Collectively, the fourteen islands and their citizen-owners will comprise the floating nation-corporation. It is anticipated that, once formed, the archipelago’s government will rapidly establish the country as a tax-free, unregulated offshore financial center. It has been proposed that multinational corporations and partnerships of which island citizens own at least twenty percent will be granted tax-free status by the archipelago. Not surprisingly, financial institutions, shipping firms, and other companies desirous of taking advantage of the islands’ attractive business climate have begun wooing potential citizen-investors by means of designer low-price stock offerings, limited-liability partnerships, and hedge funds.
If the floating nation-corporation proves successful, the owner-citizens may consider expanding the territory, constructing additional islands within the protected perimeter or even extending territorial boundaries farther into the open seas. While citizenship presently costs a cool billion dollars, the sticker price might well go up in future offerings.

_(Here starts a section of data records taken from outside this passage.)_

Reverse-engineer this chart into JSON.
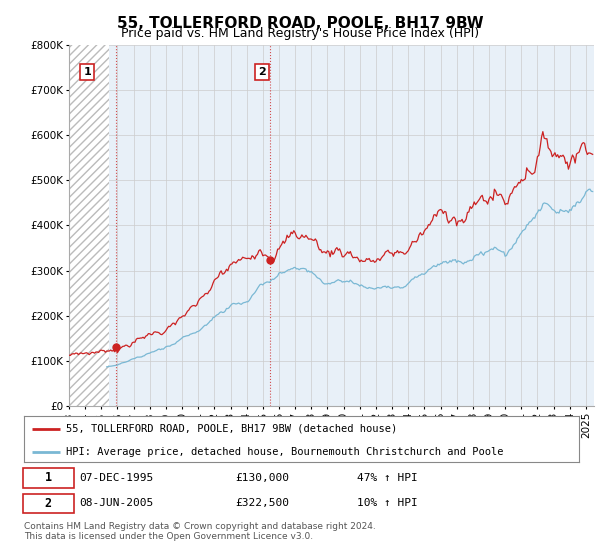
{
  "title": "55, TOLLERFORD ROAD, POOLE, BH17 9BW",
  "subtitle": "Price paid vs. HM Land Registry's House Price Index (HPI)",
  "ylim": [
    0,
    800000
  ],
  "yticks": [
    0,
    100000,
    200000,
    300000,
    400000,
    500000,
    600000,
    700000,
    800000
  ],
  "ytick_labels": [
    "£0",
    "£100K",
    "£200K",
    "£300K",
    "£400K",
    "£500K",
    "£600K",
    "£700K",
    "£800K"
  ],
  "xlim_start": 1993.0,
  "xlim_end": 2025.5,
  "hpi_color": "#7ab8d4",
  "price_color": "#cc2222",
  "marker_color": "#cc2222",
  "sale1_x": 1995.92,
  "sale1_y": 130000,
  "sale2_x": 2005.44,
  "sale2_y": 322500,
  "annotation1_label": "1",
  "annotation2_label": "2",
  "legend_line1": "55, TOLLERFORD ROAD, POOLE, BH17 9BW (detached house)",
  "legend_line2": "HPI: Average price, detached house, Bournemouth Christchurch and Poole",
  "table_row1": [
    "1",
    "07-DEC-1995",
    "£130,000",
    "47% ↑ HPI"
  ],
  "table_row2": [
    "2",
    "08-JUN-2005",
    "£322,500",
    "10% ↑ HPI"
  ],
  "footer": "Contains HM Land Registry data © Crown copyright and database right 2024.\nThis data is licensed under the Open Government Licence v3.0.",
  "background_color": "#ffffff",
  "plot_bg_color": "#e8f0f8",
  "grid_color": "#cccccc",
  "hatch_end": 1995.5,
  "title_fontsize": 11,
  "subtitle_fontsize": 9,
  "tick_fontsize": 7.5
}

Other wealthy consortia are forming to explore the possibility of launching their own start-up floating nations that would demand less up-front outlay.
The wealthiest one percent of the world’s population controls more than sixty percent of the world’s wealth; soon most of that wealth might be sailing out to sea. Traditional land-based countries, watching their tax revenues floating away, are rapidly lowering their tax rates in order to compete.